PLANETA SULLUST
Día ochenta y cinco de la retirada del Borde Medio
Caía la noche en Pinyumb. La obsidiana del techo de la caverna perdió lentamente su iridiscencia refractada. Las grandes torres de la ciudad, que se alzaban como estalagmitas desde el piso de la caverna, atenuaron sus luces superiores hasta que el domo desapareció en la oscuridad. El azufre amarillo adherido a las paredes de la caverna adquirió un tono pálido y enfermizo. Se escuchó el aleteo de los ángeles de ceniza que regresaban a sus nidos después de buscar alimento.

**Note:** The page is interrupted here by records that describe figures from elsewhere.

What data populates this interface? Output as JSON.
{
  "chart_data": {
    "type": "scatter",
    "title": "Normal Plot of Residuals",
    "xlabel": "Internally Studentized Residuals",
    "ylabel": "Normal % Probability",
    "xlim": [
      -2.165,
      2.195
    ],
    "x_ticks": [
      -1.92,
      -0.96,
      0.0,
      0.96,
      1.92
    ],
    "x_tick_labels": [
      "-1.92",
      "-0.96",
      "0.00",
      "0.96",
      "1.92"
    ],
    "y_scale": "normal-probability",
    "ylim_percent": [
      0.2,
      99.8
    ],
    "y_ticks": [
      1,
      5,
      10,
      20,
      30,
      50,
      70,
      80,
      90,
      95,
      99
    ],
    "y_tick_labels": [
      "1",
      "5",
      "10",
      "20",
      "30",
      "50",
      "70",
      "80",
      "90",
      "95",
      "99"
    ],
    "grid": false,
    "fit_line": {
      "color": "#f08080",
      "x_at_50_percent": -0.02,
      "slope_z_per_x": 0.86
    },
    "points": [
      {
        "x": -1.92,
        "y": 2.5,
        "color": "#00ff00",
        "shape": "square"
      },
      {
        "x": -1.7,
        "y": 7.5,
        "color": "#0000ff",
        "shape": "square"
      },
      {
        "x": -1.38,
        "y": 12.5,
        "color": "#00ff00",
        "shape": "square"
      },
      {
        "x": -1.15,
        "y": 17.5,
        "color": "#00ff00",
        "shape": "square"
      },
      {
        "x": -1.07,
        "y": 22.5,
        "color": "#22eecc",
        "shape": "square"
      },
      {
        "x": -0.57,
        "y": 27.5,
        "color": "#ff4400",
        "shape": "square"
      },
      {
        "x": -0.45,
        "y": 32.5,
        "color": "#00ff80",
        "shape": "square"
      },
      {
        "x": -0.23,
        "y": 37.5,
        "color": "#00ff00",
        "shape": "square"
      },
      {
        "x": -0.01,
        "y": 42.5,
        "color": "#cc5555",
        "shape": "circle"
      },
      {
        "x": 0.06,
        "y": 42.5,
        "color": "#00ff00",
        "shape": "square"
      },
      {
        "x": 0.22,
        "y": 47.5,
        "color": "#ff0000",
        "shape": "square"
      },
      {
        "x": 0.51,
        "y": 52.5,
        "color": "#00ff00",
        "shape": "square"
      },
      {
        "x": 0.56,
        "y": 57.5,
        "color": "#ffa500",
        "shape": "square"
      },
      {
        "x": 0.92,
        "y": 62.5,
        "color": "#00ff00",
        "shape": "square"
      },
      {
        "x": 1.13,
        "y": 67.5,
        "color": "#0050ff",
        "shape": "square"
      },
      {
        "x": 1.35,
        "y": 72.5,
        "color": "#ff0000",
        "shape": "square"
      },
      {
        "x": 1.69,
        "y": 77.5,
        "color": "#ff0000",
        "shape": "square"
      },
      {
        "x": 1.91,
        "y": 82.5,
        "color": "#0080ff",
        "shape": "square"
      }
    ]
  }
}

Y junto con los ángeles de ceniza aparecieron los habitantes de Pinyumb, que volvían de las fábricas de la superficie a bordo de elevadores o lanzaderas, o que salían de sus viviendas para el turno de la noche. Había humanos de piel clara y de piel oscura, sullustanos de piel grisácea y otras especies más raras. Pinyumb era cosmopolita a su manera: quienes estaban dispuestos a trabajar duro eran bienvenidos, todos los demás eran marginados.
Thara Nyende no se detuvo a merodear por las calles ni a pasear a lo largo de los arroyos color turquesa que bordeaban las vías peatonales de Pinyumb, tampoco a buscar rostros conocidos entre los transeúntes. Al igual que los demás, tenía cosas que hacer antes del toque de queda. Sin embargo, sí se dio el tiempo para saludar enérgicamente con un movimiento de cabeza a los stormtroopers apostados en cada lanzadera y en cada intersección. Sólo en dos ocasiones las mujeres o los hombres que permanecían bajo la armadura le devolvieron el saludo.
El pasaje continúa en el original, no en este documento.